# How to remove linux-glib2



## kalobok (Jan 22, 2009)

Starting today my portupgrade fails on linux-glib2 port. It looks like the port needs to be removed in favor of linux_base-fc4, but some ports still depend on it (linux-atk-1.9.1, linux-gtk2-2.6.10, linux-pango-1.10.2 etc.).

What is the right way to remove the obsolete linux-glib2 so that the dependencies are not broken? 'pkgdb -F' offers me to unregister the package, but I'm not sure if it's the best solution.

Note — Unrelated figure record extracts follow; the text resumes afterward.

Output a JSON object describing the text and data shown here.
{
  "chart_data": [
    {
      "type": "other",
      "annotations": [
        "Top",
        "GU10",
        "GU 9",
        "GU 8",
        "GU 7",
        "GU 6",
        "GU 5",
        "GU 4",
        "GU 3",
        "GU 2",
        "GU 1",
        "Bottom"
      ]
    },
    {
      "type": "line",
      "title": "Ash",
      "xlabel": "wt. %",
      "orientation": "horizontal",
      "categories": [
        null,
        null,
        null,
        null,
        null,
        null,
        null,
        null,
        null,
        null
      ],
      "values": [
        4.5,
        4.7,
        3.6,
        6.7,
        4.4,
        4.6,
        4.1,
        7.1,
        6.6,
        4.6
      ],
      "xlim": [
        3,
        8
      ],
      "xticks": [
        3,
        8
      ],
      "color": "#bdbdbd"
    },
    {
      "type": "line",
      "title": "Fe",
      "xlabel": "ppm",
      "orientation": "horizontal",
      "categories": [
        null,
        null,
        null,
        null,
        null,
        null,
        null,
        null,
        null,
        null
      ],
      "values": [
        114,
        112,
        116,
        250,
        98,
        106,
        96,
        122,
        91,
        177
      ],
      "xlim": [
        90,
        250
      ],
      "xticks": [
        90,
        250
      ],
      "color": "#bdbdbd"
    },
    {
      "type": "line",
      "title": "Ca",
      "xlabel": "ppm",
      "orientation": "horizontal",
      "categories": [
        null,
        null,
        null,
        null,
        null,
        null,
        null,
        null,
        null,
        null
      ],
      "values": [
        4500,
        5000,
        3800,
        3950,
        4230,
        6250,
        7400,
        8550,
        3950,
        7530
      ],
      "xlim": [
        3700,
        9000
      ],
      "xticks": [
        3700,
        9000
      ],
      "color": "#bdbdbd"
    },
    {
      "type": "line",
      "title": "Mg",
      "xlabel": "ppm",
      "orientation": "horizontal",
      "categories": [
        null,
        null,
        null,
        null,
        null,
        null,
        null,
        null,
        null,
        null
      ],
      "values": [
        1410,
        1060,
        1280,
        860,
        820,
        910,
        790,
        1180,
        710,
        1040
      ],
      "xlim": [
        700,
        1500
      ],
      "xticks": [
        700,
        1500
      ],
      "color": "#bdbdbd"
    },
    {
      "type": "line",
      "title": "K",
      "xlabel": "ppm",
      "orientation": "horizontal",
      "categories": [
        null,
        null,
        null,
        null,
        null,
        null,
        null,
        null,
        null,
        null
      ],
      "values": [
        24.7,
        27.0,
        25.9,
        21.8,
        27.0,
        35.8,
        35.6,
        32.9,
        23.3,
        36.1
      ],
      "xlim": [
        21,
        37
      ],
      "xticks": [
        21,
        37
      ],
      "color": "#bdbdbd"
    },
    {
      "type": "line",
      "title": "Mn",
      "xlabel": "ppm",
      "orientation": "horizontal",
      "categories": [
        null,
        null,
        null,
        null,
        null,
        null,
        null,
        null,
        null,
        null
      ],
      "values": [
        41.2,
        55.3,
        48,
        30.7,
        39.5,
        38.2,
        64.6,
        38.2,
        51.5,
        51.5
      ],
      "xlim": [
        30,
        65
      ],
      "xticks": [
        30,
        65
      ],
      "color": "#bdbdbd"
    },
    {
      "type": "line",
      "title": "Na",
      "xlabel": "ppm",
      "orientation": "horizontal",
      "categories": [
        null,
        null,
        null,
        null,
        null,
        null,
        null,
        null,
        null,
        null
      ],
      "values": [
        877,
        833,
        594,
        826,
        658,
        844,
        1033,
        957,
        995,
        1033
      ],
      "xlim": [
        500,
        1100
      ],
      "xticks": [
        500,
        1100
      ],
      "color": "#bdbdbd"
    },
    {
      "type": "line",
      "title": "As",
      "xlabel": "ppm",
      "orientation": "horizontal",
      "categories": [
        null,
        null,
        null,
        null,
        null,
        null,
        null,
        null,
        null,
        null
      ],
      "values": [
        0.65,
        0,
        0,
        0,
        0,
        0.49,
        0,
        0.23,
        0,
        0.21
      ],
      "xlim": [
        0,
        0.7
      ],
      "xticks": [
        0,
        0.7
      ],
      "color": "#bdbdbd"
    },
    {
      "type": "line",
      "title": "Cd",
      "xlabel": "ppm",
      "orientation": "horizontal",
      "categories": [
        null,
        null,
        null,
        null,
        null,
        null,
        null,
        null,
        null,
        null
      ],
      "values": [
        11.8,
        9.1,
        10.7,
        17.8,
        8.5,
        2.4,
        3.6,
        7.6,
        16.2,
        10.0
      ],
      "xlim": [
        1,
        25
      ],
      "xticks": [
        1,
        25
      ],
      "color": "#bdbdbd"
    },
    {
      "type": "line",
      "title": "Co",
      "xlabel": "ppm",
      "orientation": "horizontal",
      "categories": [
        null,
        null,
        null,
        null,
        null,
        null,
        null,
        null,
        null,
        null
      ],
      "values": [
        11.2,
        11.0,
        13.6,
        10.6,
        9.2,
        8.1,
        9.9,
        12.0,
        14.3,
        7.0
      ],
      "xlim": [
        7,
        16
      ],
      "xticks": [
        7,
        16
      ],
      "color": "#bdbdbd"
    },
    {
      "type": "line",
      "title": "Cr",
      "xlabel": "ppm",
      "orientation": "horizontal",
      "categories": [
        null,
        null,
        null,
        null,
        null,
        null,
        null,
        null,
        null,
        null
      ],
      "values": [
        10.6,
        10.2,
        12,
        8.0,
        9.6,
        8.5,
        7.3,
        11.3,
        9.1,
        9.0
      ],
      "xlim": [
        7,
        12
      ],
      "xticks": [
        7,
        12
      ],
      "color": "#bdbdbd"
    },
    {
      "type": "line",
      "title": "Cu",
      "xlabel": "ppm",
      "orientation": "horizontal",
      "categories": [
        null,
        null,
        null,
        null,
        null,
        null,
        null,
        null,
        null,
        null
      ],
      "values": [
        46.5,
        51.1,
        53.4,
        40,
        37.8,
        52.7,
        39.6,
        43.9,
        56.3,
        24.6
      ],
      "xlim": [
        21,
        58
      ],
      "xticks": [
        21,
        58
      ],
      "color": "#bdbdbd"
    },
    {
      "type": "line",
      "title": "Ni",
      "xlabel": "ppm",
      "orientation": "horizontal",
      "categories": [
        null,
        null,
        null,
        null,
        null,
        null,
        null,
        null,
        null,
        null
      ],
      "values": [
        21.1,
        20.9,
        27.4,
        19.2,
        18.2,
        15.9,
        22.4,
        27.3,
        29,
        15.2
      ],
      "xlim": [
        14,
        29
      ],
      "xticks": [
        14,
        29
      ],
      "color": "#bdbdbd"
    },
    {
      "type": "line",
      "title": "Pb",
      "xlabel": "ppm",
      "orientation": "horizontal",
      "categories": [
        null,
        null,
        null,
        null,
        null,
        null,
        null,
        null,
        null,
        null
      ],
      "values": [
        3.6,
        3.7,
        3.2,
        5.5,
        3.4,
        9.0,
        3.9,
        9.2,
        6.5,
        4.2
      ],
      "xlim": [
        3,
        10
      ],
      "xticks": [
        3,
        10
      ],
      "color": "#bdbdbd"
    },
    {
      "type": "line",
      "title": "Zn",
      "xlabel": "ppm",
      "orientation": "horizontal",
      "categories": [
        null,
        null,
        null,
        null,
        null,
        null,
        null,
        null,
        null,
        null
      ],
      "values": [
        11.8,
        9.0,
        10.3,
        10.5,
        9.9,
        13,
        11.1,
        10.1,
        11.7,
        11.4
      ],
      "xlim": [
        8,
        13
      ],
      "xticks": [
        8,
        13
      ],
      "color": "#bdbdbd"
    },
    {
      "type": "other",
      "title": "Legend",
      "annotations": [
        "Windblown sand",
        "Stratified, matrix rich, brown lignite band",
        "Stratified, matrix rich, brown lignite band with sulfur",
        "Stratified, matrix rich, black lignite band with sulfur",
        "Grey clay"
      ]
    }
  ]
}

The system is 7.0-RELEASE.


----------



## z0ran (Jan 22, 2009)

kalobok said:
			
		

> Starting today my portupgrade fails on linux-glib2 port. It looks like the port needs to be removed in favor of linux_base-fc4, but some ports still depend on it (linux-atk-1.9.1, linux-gtk2-2.6.10, linux-pango-1.10.2 etc.).
> 
> What is the right way to remove the obsolete linux-glib2 so that the dependencies are not broken? 'pkgdb -F' offers me to unregister the package, but I'm not sure if it's the best solution.
> 
> The system is 7.0-RELEASE.



you can read in /usr/ports/UPDATING about it, and it will tell you what to do.
Anyway you should deinstall devel/linux-glib2 and then deinstall/reinstall emulation/linux_base-f4.


----------



## kalobok (Jan 22, 2009)

Thanks, it worked.


----------